Jadi seolah siklus yang berputar saja, anti pencitraan itu membuat mereka sembunyikan kapasitasnya dengan merendah secara performance fisik. Tapi di sisi lain gaya merendah itu menjadi objek pencitraan yang paling bagus. Ini jadi seperti persamaan matematika yang kedua sisinya berupa variabel bebas. Kedua saling mempengaruhi.
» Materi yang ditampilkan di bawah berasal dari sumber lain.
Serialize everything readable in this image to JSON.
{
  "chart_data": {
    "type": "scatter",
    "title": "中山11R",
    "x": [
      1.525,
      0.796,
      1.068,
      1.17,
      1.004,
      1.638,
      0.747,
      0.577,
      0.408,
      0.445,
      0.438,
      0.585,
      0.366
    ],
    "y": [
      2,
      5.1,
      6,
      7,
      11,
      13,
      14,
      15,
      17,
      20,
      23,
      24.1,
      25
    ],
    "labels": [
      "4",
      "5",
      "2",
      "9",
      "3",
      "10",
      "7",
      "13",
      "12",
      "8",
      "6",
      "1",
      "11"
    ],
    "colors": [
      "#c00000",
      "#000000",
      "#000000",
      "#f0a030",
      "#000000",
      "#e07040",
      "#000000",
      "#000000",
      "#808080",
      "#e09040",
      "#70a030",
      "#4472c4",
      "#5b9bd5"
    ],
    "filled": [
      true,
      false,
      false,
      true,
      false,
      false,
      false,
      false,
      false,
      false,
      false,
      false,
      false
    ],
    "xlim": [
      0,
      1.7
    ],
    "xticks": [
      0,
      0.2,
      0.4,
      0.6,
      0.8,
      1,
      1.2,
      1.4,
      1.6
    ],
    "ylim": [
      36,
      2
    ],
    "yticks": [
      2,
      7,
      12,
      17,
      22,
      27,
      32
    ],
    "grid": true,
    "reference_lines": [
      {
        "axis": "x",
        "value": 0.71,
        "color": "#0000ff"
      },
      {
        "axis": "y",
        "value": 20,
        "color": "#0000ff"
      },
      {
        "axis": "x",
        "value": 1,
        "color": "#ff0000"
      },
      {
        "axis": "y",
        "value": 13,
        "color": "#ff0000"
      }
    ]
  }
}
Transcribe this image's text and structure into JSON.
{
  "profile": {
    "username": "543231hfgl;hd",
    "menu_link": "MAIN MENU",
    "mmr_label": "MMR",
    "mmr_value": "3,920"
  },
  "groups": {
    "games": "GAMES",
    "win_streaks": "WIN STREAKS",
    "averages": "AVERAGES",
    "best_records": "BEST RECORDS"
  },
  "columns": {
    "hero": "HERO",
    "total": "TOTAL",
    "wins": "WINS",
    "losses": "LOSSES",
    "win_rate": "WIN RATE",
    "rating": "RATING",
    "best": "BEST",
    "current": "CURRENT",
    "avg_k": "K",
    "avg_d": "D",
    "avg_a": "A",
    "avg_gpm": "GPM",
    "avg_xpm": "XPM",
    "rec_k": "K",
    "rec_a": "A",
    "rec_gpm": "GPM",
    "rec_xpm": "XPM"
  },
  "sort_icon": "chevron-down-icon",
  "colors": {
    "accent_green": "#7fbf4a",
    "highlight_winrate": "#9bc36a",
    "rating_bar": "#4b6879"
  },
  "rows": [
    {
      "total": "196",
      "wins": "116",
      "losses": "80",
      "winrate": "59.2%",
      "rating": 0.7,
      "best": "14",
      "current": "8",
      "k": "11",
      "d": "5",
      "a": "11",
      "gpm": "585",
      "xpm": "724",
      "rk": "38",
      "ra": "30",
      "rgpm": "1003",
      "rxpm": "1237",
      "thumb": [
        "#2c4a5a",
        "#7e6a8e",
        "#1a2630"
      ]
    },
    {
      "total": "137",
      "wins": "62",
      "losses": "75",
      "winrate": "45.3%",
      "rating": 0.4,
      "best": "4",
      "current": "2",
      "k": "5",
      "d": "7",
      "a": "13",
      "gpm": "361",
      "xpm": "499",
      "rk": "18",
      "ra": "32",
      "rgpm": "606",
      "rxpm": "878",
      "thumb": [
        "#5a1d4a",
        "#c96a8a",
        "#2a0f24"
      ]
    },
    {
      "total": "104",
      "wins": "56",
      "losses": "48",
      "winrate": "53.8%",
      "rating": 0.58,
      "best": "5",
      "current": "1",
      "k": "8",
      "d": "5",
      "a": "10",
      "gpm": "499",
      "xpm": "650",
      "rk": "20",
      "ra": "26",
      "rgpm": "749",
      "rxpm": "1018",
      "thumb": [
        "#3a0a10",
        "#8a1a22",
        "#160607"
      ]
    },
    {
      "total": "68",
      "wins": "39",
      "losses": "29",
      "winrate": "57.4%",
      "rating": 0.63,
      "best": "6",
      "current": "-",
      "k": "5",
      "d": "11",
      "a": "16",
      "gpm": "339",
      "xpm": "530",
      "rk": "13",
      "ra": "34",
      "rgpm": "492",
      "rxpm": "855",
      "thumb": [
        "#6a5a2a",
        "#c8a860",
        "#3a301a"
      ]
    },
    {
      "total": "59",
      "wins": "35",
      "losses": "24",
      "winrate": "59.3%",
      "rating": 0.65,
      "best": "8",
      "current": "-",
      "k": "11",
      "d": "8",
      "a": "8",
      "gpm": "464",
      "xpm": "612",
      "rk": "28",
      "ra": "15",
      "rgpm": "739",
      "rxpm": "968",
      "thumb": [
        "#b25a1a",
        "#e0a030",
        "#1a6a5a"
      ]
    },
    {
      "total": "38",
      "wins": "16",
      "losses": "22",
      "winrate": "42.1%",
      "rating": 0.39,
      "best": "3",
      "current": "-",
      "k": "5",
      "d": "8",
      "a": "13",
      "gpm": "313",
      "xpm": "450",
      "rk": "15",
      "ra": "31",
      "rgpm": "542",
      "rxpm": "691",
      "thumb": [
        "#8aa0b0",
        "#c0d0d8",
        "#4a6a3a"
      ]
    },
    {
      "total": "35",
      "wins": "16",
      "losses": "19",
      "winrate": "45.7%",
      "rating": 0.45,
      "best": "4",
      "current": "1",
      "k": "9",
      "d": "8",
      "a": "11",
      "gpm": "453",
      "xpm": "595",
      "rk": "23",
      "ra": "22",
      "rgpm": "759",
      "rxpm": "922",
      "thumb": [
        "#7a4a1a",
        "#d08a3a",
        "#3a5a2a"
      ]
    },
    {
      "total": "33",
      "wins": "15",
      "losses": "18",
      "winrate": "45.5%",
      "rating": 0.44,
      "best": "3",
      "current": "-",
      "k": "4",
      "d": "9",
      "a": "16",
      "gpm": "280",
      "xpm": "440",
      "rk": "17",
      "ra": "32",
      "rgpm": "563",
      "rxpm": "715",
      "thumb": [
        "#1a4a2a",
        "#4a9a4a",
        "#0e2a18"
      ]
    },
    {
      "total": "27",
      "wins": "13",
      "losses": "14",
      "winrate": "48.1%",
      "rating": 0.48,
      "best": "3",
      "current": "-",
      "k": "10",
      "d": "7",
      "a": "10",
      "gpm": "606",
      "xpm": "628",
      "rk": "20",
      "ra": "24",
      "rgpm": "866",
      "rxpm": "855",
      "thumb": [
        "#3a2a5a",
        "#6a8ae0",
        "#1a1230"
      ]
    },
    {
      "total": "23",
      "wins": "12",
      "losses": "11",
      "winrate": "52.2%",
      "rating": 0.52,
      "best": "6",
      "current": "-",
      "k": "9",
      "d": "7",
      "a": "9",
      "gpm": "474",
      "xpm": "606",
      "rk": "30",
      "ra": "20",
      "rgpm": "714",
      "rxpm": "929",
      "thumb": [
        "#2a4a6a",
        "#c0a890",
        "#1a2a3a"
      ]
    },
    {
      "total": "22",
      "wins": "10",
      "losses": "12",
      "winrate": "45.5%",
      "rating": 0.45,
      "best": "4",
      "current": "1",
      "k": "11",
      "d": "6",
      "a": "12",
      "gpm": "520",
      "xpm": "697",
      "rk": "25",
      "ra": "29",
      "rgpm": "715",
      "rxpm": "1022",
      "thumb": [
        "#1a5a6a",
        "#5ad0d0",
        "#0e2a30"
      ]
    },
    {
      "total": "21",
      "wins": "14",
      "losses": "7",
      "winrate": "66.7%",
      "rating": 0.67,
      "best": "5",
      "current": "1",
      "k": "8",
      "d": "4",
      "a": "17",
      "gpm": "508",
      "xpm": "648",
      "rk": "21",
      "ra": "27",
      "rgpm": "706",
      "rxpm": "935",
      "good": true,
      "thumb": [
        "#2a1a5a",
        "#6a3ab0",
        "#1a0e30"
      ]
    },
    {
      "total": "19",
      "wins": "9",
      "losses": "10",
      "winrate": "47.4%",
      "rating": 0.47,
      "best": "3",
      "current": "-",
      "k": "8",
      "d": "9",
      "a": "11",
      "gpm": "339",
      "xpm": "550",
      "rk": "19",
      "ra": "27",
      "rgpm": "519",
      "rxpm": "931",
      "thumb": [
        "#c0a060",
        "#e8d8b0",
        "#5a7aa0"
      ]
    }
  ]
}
Siang yang luang menjadi semakin benderang. Aku mulai terkantuk kantuk dalam kening berkerut.

Bekasi, 19 Maret 2016
Poetoe


Tidak ada komentar:

Posting Komentar

 Akhirnya bertepatan dengan ulang tahun pernikahanku yang ke-24, terbit buku kumpulan puisiku yang keempat, berjudul "Masalah Tak Perna...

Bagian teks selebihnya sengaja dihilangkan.